The Economist has famously called 3D Printing the third industrial revolution. But designer, educator and Arduino cofounder Massimo Banzi says, no, what he sees as the real third industrial revolution is the open source hardware and maker movement.
We know the number of people all around the world who are building or buying hobbyist level 3D printers and making all sorts of things in their garage is exploding. The real breakthroughs, the real excitement, is being generated by those who are combining a microprocessor with 3D printing and other DIY projects. And the microprocessor that is setting the maker world on fire is the Arduino, which is popping up in not only endless DIY projects, but also in the 3D printers themselves.

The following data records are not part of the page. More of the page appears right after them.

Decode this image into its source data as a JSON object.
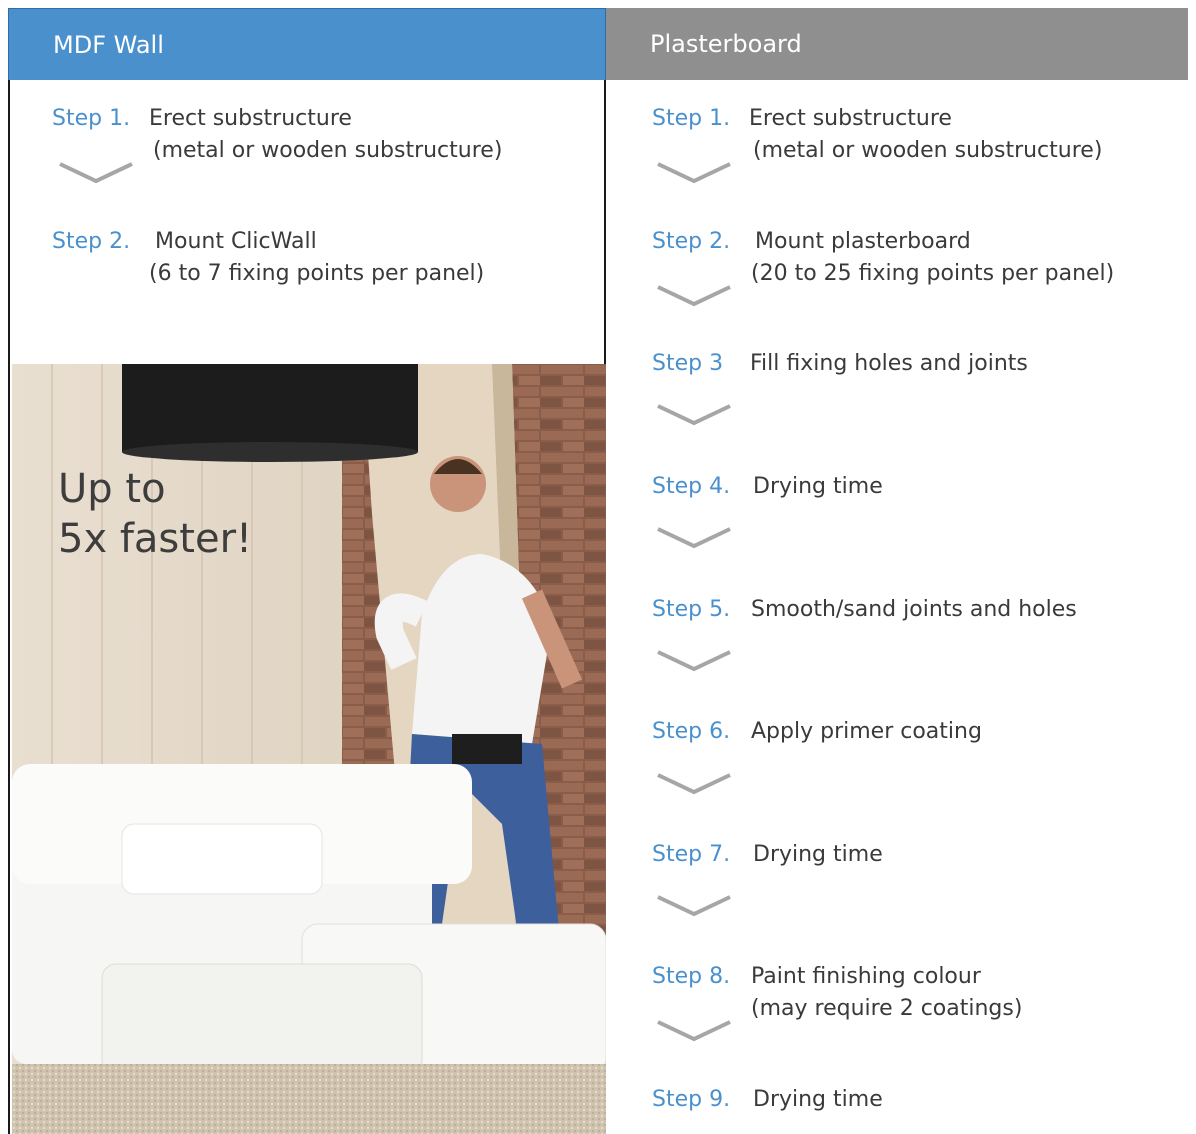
{
  "headers": {
    "left": "MDF Wall",
    "right": "Plasterboard"
  },
  "mdf_steps": [
    {
      "num": "Step 1.",
      "text": "Erect substructure",
      "sub": "(metal or wooden substructure)"
    },
    {
      "num": "Step 2.",
      "text": "Mount ClicWall",
      "sub": "(6 to 7 fixing points per panel)"
    }
  ],
  "slogan": {
    "line1": "Up to",
    "line2": "5x faster!"
  },
  "plaster_steps": [
    {
      "num": "Step 1.",
      "text": "Erect substructure",
      "sub": "(metal or wooden substructure)"
    },
    {
      "num": "Step 2.",
      "text": "Mount plasterboard",
      "sub": "(20 to 25 fixing points per panel)"
    },
    {
      "num": "Step 3",
      "text": "Fill fixing holes and joints",
      "sub": ""
    },
    {
      "num": "Step 4.",
      "text": "Drying time",
      "sub": ""
    },
    {
      "num": "Step 5.",
      "text": "Smooth/sand joints and holes",
      "sub": ""
    },
    {
      "num": "Step 6.",
      "text": "Apply primer coating",
      "sub": ""
    },
    {
      "num": "Step 7.",
      "text": "Drying time",
      "sub": ""
    },
    {
      "num": "Step 8.",
      "text": "Paint finishing colour",
      "sub": "(may require 2 coatings)"
    },
    {
      "num": "Step 9.",
      "text": "Drying time",
      "sub": ""
    }
  ],
  "icons": {
    "chevron": "chevron-down-icon"
  },
  "colors": {
    "accent_blue": "#4a90cd",
    "header_grey": "#8f8f8f",
    "chevron_grey": "#a6a6a6"
  }
}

The Arduino, licensed under GPL and Creative Commons, is an open-source electronics prototyping platform that is a mashup of open source technologies. It’s intended for artists, designers, hobbyists, and anyone interested in creating interactive objects or environments. And I don’t mean just quasi-engineer adults, I’m talking about kids will little training.

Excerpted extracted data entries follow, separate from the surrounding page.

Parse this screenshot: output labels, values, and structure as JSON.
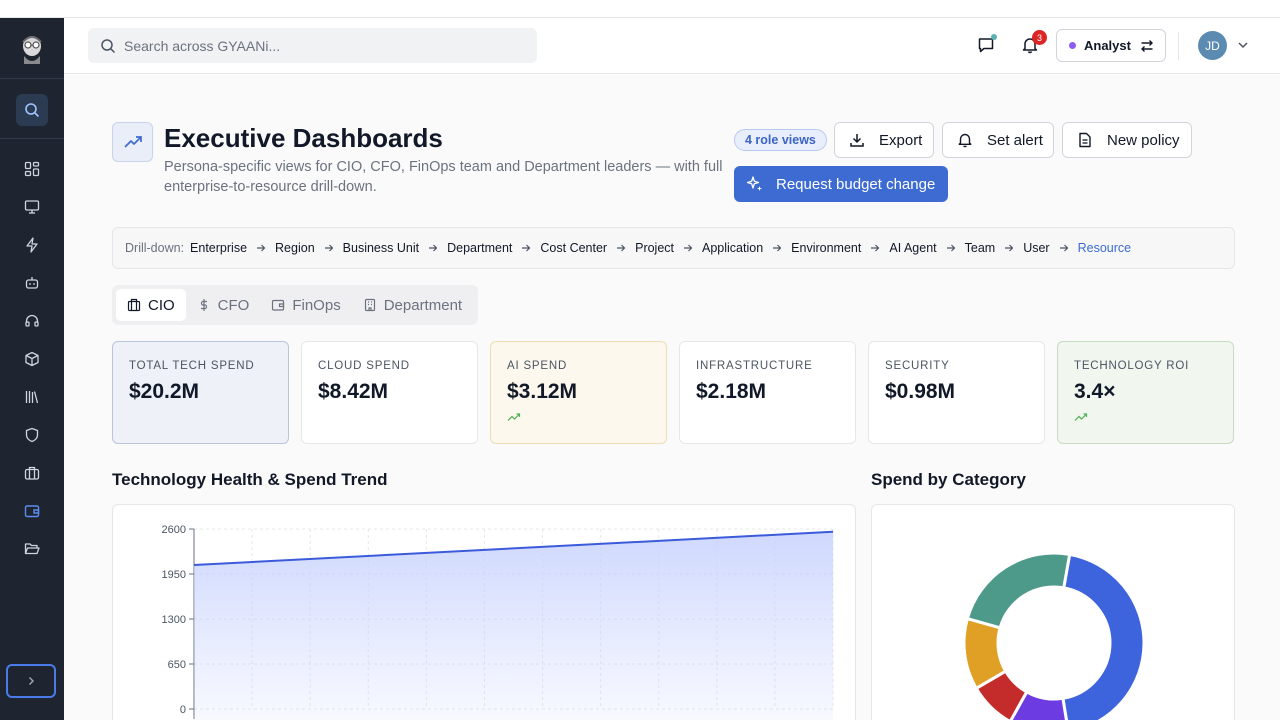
{
  "header": {
    "search_placeholder": "Search across GYAANi...",
    "notification_count": "3",
    "role_label": "Analyst",
    "avatar_initials": "JD"
  },
  "page": {
    "title": "Executive Dashboards",
    "subtitle": "Persona-specific views for CIO, CFO, FinOps team and Department leaders — with full enterprise-to-resource drill-down.",
    "role_views_pill": "4 role views",
    "export_label": "Export",
    "set_alert_label": "Set alert",
    "new_policy_label": "New policy",
    "request_budget_label": "Request budget change"
  },
  "drilldown": {
    "label": "Drill-down:",
    "items": [
      "Enterprise",
      "Region",
      "Business Unit",
      "Department",
      "Cost Center",
      "Project",
      "Application",
      "Environment",
      "AI Agent",
      "Team",
      "User",
      "Resource"
    ]
  },
  "tabs": [
    {
      "label": "CIO",
      "icon": "building-icon"
    },
    {
      "label": "CFO",
      "icon": "dollar-icon"
    },
    {
      "label": "FinOps",
      "icon": "wallet-icon"
    },
    {
      "label": "Department",
      "icon": "office-icon"
    }
  ],
  "kpis": [
    {
      "label": "TOTAL TECH SPEND",
      "value": "$20.2M"
    },
    {
      "label": "CLOUD SPEND",
      "value": "$8.42M"
    },
    {
      "label": "AI SPEND",
      "value": "$3.12M",
      "trend": "up"
    },
    {
      "label": "INFRASTRUCTURE",
      "value": "$2.18M"
    },
    {
      "label": "SECURITY",
      "value": "$0.98M"
    },
    {
      "label": "TECHNOLOGY ROI",
      "value": "3.4×",
      "trend": "up"
    }
  ],
  "sections": {
    "trend_title": "Technology Health & Spend Trend",
    "category_title": "Spend by Category"
  },
  "chart_data": [
    {
      "type": "area",
      "title": "Technology Health & Spend Trend",
      "y_ticks": [
        "2600",
        "1950",
        "1300",
        "650",
        "0"
      ],
      "ylim": [
        0,
        2600
      ],
      "x": [
        0,
        11
      ],
      "values": [
        2080,
        2560
      ],
      "grid": true,
      "colors": {
        "line": "#3b5bdb",
        "fill": "#c7d2fe"
      }
    },
    {
      "type": "pie",
      "title": "Spend by Category",
      "values": [
        42,
        10,
        8,
        12,
        22
      ],
      "colors": [
        "#3d63dd",
        "#6d3be2",
        "#c42b2b",
        "#e0a025",
        "#4e9a8a"
      ]
    }
  ],
  "colors": {
    "accent": "#3d6bd1",
    "sidebar": "#1e2430"
  }
}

Here’s a rundown on the Arduino from their site:
Arduino can sense the environment by receiving input from a variety of sensors and can affect its surroundings by controlling lights, motors, and other actuators. The microcontroller on the board is programmed using the Arduino programming language (based on Wiring) and the Arduino development environment (based on Processing). Arduino projects can be stand-alone or they can communicate with software running on a computer (e.g. Flash, Processing, MaxMSP).
The boards can be built by hand or purchased preassembled; the software can be downloaded for free. The hardware reference designs (CAD files) are available under an open-source license, you are free to adapt them to your needs.

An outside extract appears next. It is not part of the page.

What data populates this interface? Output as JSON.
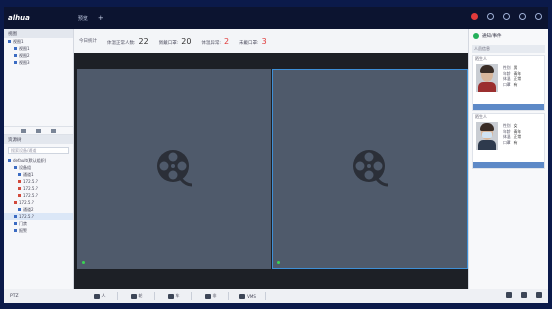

Banzi calls the Arduino “the equivalent of sketching on paper, done with electronics.” In this talk, he explains what the Arduino is, how it is empowering the maker movement, and then runs through quite a few of the maker projects that incorporate the versatile platform. The audience was blown away by what they heard, and you will be too. Here are some of the less-commercial and very interesting projects he mentioned:
- Students sending satellites into orbit
- A cat feeder that recognizes which cat from a chip
- A quadcopter that can transport items from one African village to another
- The “Enough Already” device that will mute the TV when an overexposed personality is mentioned
- An NYU project who allows handicapped kids to play video games
- A glove that understands sign language gestures and turns them into sounds and writes the words on a display
- The “txtBomber” contraption made up of multiple spray cans that lets you roll a political message on a wall
- “Botanicalls,” a unit that goes into a planter so the plant can tweet how it feels
- A chair that tweets when somebody sitting on it passes gas
Some of the above are just fun projects, but the Arduino is being used in many very serious projects in private enterprise, governments, the military and the rest of us.
Arduino is at the heart of a new revolution that is democratizing the invention process. If you can think it, make it.